Nem sempre
conseguimos olhar para cada coisa com a clareza necessária. Falta-nos,
muitas vezes, a capacidade para ver bem, para afastar o que nos turva a
água de dentro. Outras vezes, falta-nos a coragem para querer ver.
Querer enfrentar as ondas que (nos) rebentam e os esqueletos de conchas
que nos ferem as palmas dos passos. Não é fácil ter, sempre, o sangue
frio que a vida nos exige. Muitas vezes, optamos por ver o que nos
convém, o que nos apetece, o que nos deixa mais confortáveis. No
entanto, acabaremos por perceber que essa decisão não nos levará longe.Nem sempre conseguimos olhar para os outros com a bondade necessária. Ninguém consegue ser sempre bom. E terno. E gentil. E paciente. E compreensivo. Falta-nos a leveza necessária para encarar o outro como uma pessoa igualzinha ao que também somos e tentamos ser. É muito mais fácil justificar as nossas faltas de bondade com as faltas de bondade do outro. Pensamos que é justo dar na medida do que, também, recebemos. Pensamos que os defeitos dos outros são sempre maiores e mais graves do que os nossos. Acabamos por aprender a morar dentro de uma estrutura que culpa sempre os outros e que nos desculpa, sempre, a nós.
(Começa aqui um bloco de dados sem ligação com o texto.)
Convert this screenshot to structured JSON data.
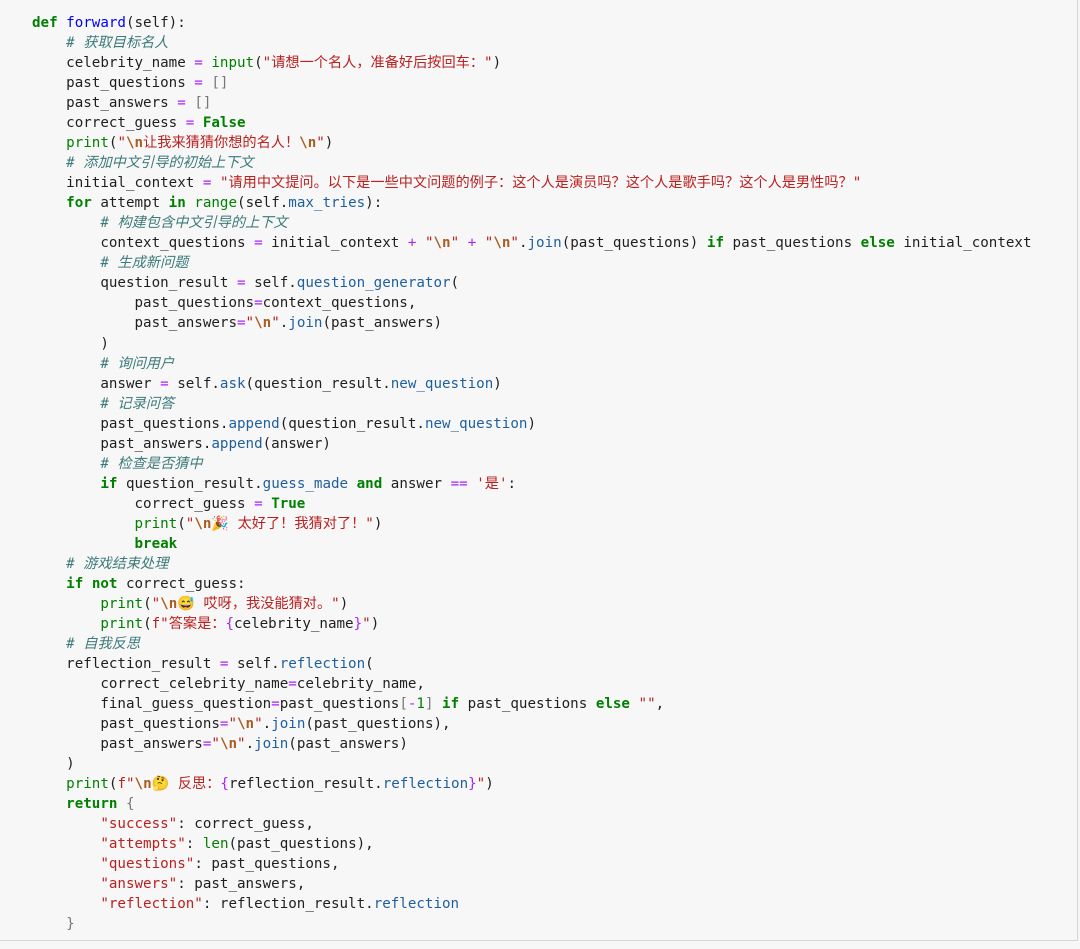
{
  "lines": [
    [
      [
        "k",
        "def"
      ],
      [
        "n",
        " "
      ],
      [
        "f",
        "forward"
      ],
      [
        "p",
        "(self):"
      ]
    ],
    [
      [
        "n",
        "    "
      ],
      [
        "c",
        "# 获取目标名人"
      ]
    ],
    [
      [
        "n",
        "    celebrity_name "
      ],
      [
        "o",
        "="
      ],
      [
        "n",
        " "
      ],
      [
        "b",
        "input"
      ],
      [
        "p",
        "("
      ],
      [
        "s",
        "\"请想一个名人，准备好后按回车：\""
      ],
      [
        "p",
        ")"
      ]
    ],
    [
      [
        "n",
        "    past_questions "
      ],
      [
        "o",
        "="
      ],
      [
        "n",
        " "
      ],
      [
        "pb",
        "[]"
      ]
    ],
    [
      [
        "n",
        "    past_answers "
      ],
      [
        "o",
        "="
      ],
      [
        "n",
        " "
      ],
      [
        "pb",
        "[]"
      ]
    ],
    [
      [
        "n",
        "    correct_guess "
      ],
      [
        "o",
        "="
      ],
      [
        "n",
        " "
      ],
      [
        "k",
        "False"
      ]
    ],
    [
      [
        "n",
        "    "
      ],
      [
        "b",
        "print"
      ],
      [
        "p",
        "("
      ],
      [
        "s",
        "\""
      ],
      [
        "e",
        "\\n"
      ],
      [
        "s",
        "让我来猜猜你想的名人！"
      ],
      [
        "e",
        "\\n"
      ],
      [
        "s",
        "\""
      ],
      [
        "p",
        ")"
      ]
    ],
    [
      [
        "n",
        "    "
      ],
      [
        "c",
        "# 添加中文引导的初始上下文"
      ]
    ],
    [
      [
        "n",
        "    initial_context "
      ],
      [
        "o",
        "="
      ],
      [
        "n",
        " "
      ],
      [
        "s",
        "\"请用中文提问。以下是一些中文问题的例子：这个人是演员吗？这个人是歌手吗？这个人是男性吗？\""
      ]
    ],
    [
      [
        "n",
        "    "
      ],
      [
        "k",
        "for"
      ],
      [
        "n",
        " attempt "
      ],
      [
        "k",
        "in"
      ],
      [
        "n",
        " "
      ],
      [
        "b",
        "range"
      ],
      [
        "p",
        "(self."
      ],
      [
        "a",
        "max_tries"
      ],
      [
        "p",
        "):"
      ]
    ],
    [
      [
        "n",
        "        "
      ],
      [
        "c",
        "# 构建包含中文引导的上下文"
      ]
    ],
    [
      [
        "n",
        "        context_questions "
      ],
      [
        "o",
        "="
      ],
      [
        "n",
        " initial_context "
      ],
      [
        "o",
        "+"
      ],
      [
        "n",
        " "
      ],
      [
        "s",
        "\""
      ],
      [
        "e",
        "\\n"
      ],
      [
        "s",
        "\""
      ],
      [
        "n",
        " "
      ],
      [
        "o",
        "+"
      ],
      [
        "n",
        " "
      ],
      [
        "s",
        "\""
      ],
      [
        "e",
        "\\n"
      ],
      [
        "s",
        "\""
      ],
      [
        "p",
        "."
      ],
      [
        "a",
        "join"
      ],
      [
        "p",
        "(past_questions) "
      ],
      [
        "k",
        "if"
      ],
      [
        "n",
        " past_questions "
      ],
      [
        "k",
        "else"
      ],
      [
        "n",
        " initial_context"
      ]
    ],
    [
      [
        "n",
        "        "
      ],
      [
        "c",
        "# 生成新问题"
      ]
    ],
    [
      [
        "n",
        "        question_result "
      ],
      [
        "o",
        "="
      ],
      [
        "n",
        " self."
      ],
      [
        "a",
        "question_generator"
      ],
      [
        "p",
        "("
      ]
    ],
    [
      [
        "n",
        "            past_questions"
      ],
      [
        "o",
        "="
      ],
      [
        "n",
        "context_questions,"
      ]
    ],
    [
      [
        "n",
        "            past_answers"
      ],
      [
        "o",
        "="
      ],
      [
        "s",
        "\""
      ],
      [
        "e",
        "\\n"
      ],
      [
        "s",
        "\""
      ],
      [
        "p",
        "."
      ],
      [
        "a",
        "join"
      ],
      [
        "p",
        "(past_answers)"
      ]
    ],
    [
      [
        "n",
        "        )"
      ]
    ],
    [
      [
        "n",
        "        "
      ],
      [
        "c",
        "# 询问用户"
      ]
    ],
    [
      [
        "n",
        "        answer "
      ],
      [
        "o",
        "="
      ],
      [
        "n",
        " self."
      ],
      [
        "a",
        "ask"
      ],
      [
        "p",
        "(question_result."
      ],
      [
        "a",
        "new_question"
      ],
      [
        "p",
        ")"
      ]
    ],
    [
      [
        "n",
        "        "
      ],
      [
        "c",
        "# 记录问答"
      ]
    ],
    [
      [
        "n",
        "        past_questions."
      ],
      [
        "a",
        "append"
      ],
      [
        "p",
        "(question_result."
      ],
      [
        "a",
        "new_question"
      ],
      [
        "p",
        ")"
      ]
    ],
    [
      [
        "n",
        "        past_answers."
      ],
      [
        "a",
        "append"
      ],
      [
        "p",
        "(answer)"
      ]
    ],
    [
      [
        "n",
        "        "
      ],
      [
        "c",
        "# 检查是否猜中"
      ]
    ],
    [
      [
        "n",
        "        "
      ],
      [
        "k",
        "if"
      ],
      [
        "n",
        " question_result."
      ],
      [
        "a",
        "guess_made"
      ],
      [
        "n",
        " "
      ],
      [
        "k",
        "and"
      ],
      [
        "n",
        " answer "
      ],
      [
        "o",
        "=="
      ],
      [
        "n",
        " "
      ],
      [
        "s",
        "'是'"
      ],
      [
        "p",
        ":"
      ]
    ],
    [
      [
        "n",
        "            correct_guess "
      ],
      [
        "o",
        "="
      ],
      [
        "n",
        " "
      ],
      [
        "k",
        "True"
      ]
    ],
    [
      [
        "n",
        "            "
      ],
      [
        "b",
        "print"
      ],
      [
        "p",
        "("
      ],
      [
        "s",
        "\""
      ],
      [
        "e",
        "\\n"
      ],
      [
        "s",
        "🎉 太好了！我猜对了！\""
      ],
      [
        "p",
        ")"
      ]
    ],
    [
      [
        "n",
        "            "
      ],
      [
        "k",
        "break"
      ]
    ],
    [
      [
        "n",
        "    "
      ],
      [
        "c",
        "# 游戏结束处理"
      ]
    ],
    [
      [
        "n",
        "    "
      ],
      [
        "k",
        "if"
      ],
      [
        "n",
        " "
      ],
      [
        "k",
        "not"
      ],
      [
        "n",
        " correct_guess:"
      ]
    ],
    [
      [
        "n",
        "        "
      ],
      [
        "b",
        "print"
      ],
      [
        "p",
        "("
      ],
      [
        "s",
        "\""
      ],
      [
        "e",
        "\\n"
      ],
      [
        "s",
        "😅 哎呀，我没能猜对。\""
      ],
      [
        "p",
        ")"
      ]
    ],
    [
      [
        "n",
        "        "
      ],
      [
        "b",
        "print"
      ],
      [
        "p",
        "("
      ],
      [
        "s",
        "f\"答案是："
      ],
      [
        "o",
        "{"
      ],
      [
        "n",
        "celebrity_name"
      ],
      [
        "o",
        "}"
      ],
      [
        "s",
        "\""
      ],
      [
        "p",
        ")"
      ]
    ],
    [
      [
        "n",
        "    "
      ],
      [
        "c",
        "# 自我反思"
      ]
    ],
    [
      [
        "n",
        "    reflection_result "
      ],
      [
        "o",
        "="
      ],
      [
        "n",
        " self."
      ],
      [
        "a",
        "reflection"
      ],
      [
        "p",
        "("
      ]
    ],
    [
      [
        "n",
        "        correct_celebrity_name"
      ],
      [
        "o",
        "="
      ],
      [
        "n",
        "celebrity_name,"
      ]
    ],
    [
      [
        "n",
        "        final_guess_question"
      ],
      [
        "o",
        "="
      ],
      [
        "n",
        "past_questions"
      ],
      [
        "pb",
        "["
      ],
      [
        "o",
        "-"
      ],
      [
        "nu",
        "1"
      ],
      [
        "pb",
        "]"
      ],
      [
        "n",
        " "
      ],
      [
        "k",
        "if"
      ],
      [
        "n",
        " past_questions "
      ],
      [
        "k",
        "else"
      ],
      [
        "n",
        " "
      ],
      [
        "s",
        "\"\""
      ],
      [
        "p",
        ","
      ]
    ],
    [
      [
        "n",
        "        past_questions"
      ],
      [
        "o",
        "="
      ],
      [
        "s",
        "\""
      ],
      [
        "e",
        "\\n"
      ],
      [
        "s",
        "\""
      ],
      [
        "p",
        "."
      ],
      [
        "a",
        "join"
      ],
      [
        "p",
        "(past_questions),"
      ]
    ],
    [
      [
        "n",
        "        past_answers"
      ],
      [
        "o",
        "="
      ],
      [
        "s",
        "\""
      ],
      [
        "e",
        "\\n"
      ],
      [
        "s",
        "\""
      ],
      [
        "p",
        "."
      ],
      [
        "a",
        "join"
      ],
      [
        "p",
        "(past_answers)"
      ]
    ],
    [
      [
        "n",
        "    )"
      ]
    ],
    [
      [
        "n",
        "    "
      ],
      [
        "b",
        "print"
      ],
      [
        "p",
        "("
      ],
      [
        "s",
        "f\""
      ],
      [
        "e",
        "\\n"
      ],
      [
        "s",
        "🤔 反思："
      ],
      [
        "o",
        "{"
      ],
      [
        "n",
        "reflection_result."
      ],
      [
        "a",
        "reflection"
      ],
      [
        "o",
        "}"
      ],
      [
        "s",
        "\""
      ],
      [
        "p",
        ")"
      ]
    ],
    [
      [
        "n",
        "    "
      ],
      [
        "k",
        "return"
      ],
      [
        "n",
        " "
      ],
      [
        "pb",
        "{"
      ]
    ],
    [
      [
        "n",
        "        "
      ],
      [
        "s",
        "\"success\""
      ],
      [
        "p",
        ": correct_guess,"
      ]
    ],
    [
      [
        "n",
        "        "
      ],
      [
        "s",
        "\"attempts\""
      ],
      [
        "p",
        ": "
      ],
      [
        "b",
        "len"
      ],
      [
        "p",
        "(past_questions),"
      ]
    ],
    [
      [
        "n",
        "        "
      ],
      [
        "s",
        "\"questions\""
      ],
      [
        "p",
        ": past_questions,"
      ]
    ],
    [
      [
        "n",
        "        "
      ],
      [
        "s",
        "\"answers\""
      ],
      [
        "p",
        ": past_answers,"
      ]
    ],
    [
      [
        "n",
        "        "
      ],
      [
        "s",
        "\"reflection\""
      ],
      [
        "p",
        ": reflection_result."
      ],
      [
        "a",
        "reflection"
      ]
    ],
    [
      [
        "n",
        "    "
      ],
      [
        "pb",
        "}"
      ]
    ]
  ]
}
Que bonita é essa casa que construímos com as nossas perfeições imaginadas. Que bonita é essa casa que erguemos à custa do que não sabemos perdoar aos lados de lá. Que bonita é essa casa…mas tão vazia. Ou tão cheia de vento frio. Tão cheia de invernos que não passam e de nuvens que nunca deixam o sol atravessar.
Ninguém disse que ia ser fácil. E, na maioria das vezes, não vai ser. Mas temos o dever e a obrigação de olhar para as nossas fraquezas com olhos de ver. Os nossos defeitos, e aquilo que criticamos nos outros, são (quase sempre) os defeitos e as características que também temos. Numa ou noutra dimensão. Mais ou menos levemente. Na verdade, somos um espelho daquilo que vemos no rosto do outro. Nos olhos do outro. Aquilo que conta na análise que fazemos de cada uma das pessoas é aquela névoa que paira por detrás do seu olhar. Aquele brilho capaz de iluminar a noite mais escura. Cada um brilha com aquilo que pode, com aquilo que tem e com aquilo que ama. É essa luz quase invisível que vale a pena guardar. Os defeitos, as teimosias, as fraquezas, as impossibilidades e as faltas (do outro) são para ser vistos com olhos de quem sabe que também os tem.
E agora, os meus defeitos ainda são maiores que os teus?